During budget talks Wednesday, Supt. Ted De Jager laid out a plan to add one officer every year through 2022, when the staffing complement would reach 50.
He noted Penticton’s ratio of 95 cases per officer far exceeds that of similarly sized communities, such as Campbell River (75) and Vernon (84).
Extra staffing is just one way to decrease the load, De Jager added.
“So if we have a lot of thefts in our community, how can we reduce calls for service for thefts in the first place? Locking doors, taking valuables out of a car, which is our leading crime type right now. So if we reduce that number we reduce the case burden per member,” he explained.
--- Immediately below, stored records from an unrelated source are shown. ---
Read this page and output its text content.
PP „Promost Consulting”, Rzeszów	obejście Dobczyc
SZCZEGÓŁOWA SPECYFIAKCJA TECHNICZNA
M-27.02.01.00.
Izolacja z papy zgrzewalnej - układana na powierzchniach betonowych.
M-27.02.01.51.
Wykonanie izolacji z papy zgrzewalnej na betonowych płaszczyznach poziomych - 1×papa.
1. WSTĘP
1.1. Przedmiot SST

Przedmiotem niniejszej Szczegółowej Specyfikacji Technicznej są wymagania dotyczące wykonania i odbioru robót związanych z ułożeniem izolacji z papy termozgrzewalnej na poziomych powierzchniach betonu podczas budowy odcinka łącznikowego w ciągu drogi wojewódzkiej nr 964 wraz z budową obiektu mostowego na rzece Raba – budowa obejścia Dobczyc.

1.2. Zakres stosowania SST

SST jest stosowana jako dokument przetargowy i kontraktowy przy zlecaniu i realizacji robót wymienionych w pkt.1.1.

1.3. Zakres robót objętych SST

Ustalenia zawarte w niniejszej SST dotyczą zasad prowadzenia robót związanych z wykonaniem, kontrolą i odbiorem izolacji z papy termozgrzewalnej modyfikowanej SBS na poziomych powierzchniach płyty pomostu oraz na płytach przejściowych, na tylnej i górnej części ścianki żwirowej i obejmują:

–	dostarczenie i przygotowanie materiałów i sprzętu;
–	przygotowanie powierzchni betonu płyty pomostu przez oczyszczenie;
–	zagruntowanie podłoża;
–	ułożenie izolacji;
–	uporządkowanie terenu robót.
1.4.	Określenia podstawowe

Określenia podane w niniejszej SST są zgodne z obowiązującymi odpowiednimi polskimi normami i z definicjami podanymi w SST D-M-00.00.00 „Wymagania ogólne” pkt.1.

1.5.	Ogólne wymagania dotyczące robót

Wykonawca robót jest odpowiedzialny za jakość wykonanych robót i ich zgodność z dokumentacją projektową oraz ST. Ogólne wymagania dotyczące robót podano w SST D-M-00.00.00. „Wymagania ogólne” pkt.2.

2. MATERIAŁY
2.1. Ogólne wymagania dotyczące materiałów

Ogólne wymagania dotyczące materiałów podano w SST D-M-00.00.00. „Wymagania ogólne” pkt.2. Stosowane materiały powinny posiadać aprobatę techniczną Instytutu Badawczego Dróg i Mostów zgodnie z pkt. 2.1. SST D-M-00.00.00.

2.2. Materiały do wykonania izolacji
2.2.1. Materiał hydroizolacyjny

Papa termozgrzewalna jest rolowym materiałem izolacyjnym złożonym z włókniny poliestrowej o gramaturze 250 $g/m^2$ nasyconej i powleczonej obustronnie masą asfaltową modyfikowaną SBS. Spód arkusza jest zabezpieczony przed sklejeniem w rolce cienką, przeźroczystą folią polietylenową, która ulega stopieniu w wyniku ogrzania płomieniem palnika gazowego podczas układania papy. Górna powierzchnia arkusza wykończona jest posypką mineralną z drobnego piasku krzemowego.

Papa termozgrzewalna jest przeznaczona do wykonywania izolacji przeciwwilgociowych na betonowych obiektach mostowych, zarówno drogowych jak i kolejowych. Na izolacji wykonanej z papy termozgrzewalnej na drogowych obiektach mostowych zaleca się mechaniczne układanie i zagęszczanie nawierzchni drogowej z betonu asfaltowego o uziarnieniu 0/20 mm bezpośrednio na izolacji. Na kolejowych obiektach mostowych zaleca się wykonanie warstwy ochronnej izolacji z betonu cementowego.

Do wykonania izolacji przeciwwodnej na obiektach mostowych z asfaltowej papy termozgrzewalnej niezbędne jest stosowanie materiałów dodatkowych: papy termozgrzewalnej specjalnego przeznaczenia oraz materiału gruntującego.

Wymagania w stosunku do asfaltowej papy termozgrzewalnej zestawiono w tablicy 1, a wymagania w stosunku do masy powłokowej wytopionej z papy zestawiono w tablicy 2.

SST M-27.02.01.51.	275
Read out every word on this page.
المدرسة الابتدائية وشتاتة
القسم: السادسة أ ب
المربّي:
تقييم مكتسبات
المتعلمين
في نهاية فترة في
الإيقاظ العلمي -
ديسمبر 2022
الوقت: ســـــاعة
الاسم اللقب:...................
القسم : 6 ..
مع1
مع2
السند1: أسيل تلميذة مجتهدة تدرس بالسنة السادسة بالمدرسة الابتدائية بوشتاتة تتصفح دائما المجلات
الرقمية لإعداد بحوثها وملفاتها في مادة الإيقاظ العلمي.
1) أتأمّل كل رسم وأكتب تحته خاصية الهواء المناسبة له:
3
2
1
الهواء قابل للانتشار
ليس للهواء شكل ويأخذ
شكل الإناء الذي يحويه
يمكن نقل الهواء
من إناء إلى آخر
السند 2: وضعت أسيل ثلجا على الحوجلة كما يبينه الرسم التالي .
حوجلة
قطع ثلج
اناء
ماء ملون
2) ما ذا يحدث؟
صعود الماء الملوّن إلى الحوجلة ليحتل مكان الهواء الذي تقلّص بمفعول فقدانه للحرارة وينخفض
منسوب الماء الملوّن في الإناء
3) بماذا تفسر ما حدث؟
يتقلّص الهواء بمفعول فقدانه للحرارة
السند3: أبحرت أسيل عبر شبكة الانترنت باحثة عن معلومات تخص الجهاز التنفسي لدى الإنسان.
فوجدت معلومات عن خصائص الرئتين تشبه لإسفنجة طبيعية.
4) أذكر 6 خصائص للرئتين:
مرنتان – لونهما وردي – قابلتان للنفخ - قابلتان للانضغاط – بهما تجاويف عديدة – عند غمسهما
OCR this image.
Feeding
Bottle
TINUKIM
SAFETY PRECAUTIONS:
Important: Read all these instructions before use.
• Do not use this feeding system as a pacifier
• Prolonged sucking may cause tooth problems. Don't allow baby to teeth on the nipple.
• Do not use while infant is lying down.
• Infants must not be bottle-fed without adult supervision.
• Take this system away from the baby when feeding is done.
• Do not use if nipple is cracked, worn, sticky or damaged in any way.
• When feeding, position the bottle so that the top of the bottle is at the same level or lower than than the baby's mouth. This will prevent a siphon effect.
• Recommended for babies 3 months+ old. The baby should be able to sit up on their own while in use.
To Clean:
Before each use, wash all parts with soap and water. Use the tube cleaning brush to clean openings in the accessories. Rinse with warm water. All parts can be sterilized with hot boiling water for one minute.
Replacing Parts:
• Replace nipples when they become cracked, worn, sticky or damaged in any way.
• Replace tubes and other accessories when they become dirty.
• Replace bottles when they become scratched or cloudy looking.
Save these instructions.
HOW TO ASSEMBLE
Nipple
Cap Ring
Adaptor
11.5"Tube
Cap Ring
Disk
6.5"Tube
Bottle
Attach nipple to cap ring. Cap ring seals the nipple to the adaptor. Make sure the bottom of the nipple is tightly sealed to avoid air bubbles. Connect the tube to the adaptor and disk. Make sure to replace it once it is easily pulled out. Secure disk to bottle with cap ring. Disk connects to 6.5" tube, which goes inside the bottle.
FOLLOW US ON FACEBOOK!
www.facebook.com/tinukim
Police aren’t the solution to issues like mental health, he added, but they are part of the bigger picture. Working hand in hand with community organizations like Interior Health, the school district and addiction resource centres like Pathways is one way of finding those solutions. As well, a mental health officer is starting in January.
All told, De Jager is requesting a 2018 budget of $8.8 million, up from $8.5 million this year.
Meanwhile, the Penticton Fire Department is looking for an extra $148,000 next year specifically to help with wildfire mitigation efforts, part of which would be used to purchase an all-terrain vehicle to get a jump on small blazes on local trail networks.
“We can actually drive this vehicle on the city roads with permitting and get right into Campbell Mountain on the trail networks,” fire Chief Larry Watkinson told council.
“So we can get to a small, kind of hectare-sized fire, manage it for people with a rapid deployment, get to the fire and extinguish it before it grows big.”
A structural protection unit – a trailer outfitted with pumps, hoses and portable water tanks – is another big part of the wildfire budget.
“That would basically protect upwards of 50 homes in a community that has a significant wildfire coming in,” Watkinson said.
Sprinkler systems would keep homes in an evacuated community wet if the fire were to hit them. The province has these units, but they are in short supply, Watkinson said, especially in a wildfire season like this past summer affecting most of the province.
The full-time staff level of the department would remain unchanged at 35, according to the budget proposal presented by Watkinson, but he is looking to increase the number of volunteers from 31 to 40.
Watkinson’s proposed budget rings in at $5.3 million, up from $5.2 million this year.
Council tentatively agreed to both the RCMP and fire department proposals, with budget discussions set to wrap up today. Together, police and fire service consume about 42 cents of each tax dollar collected.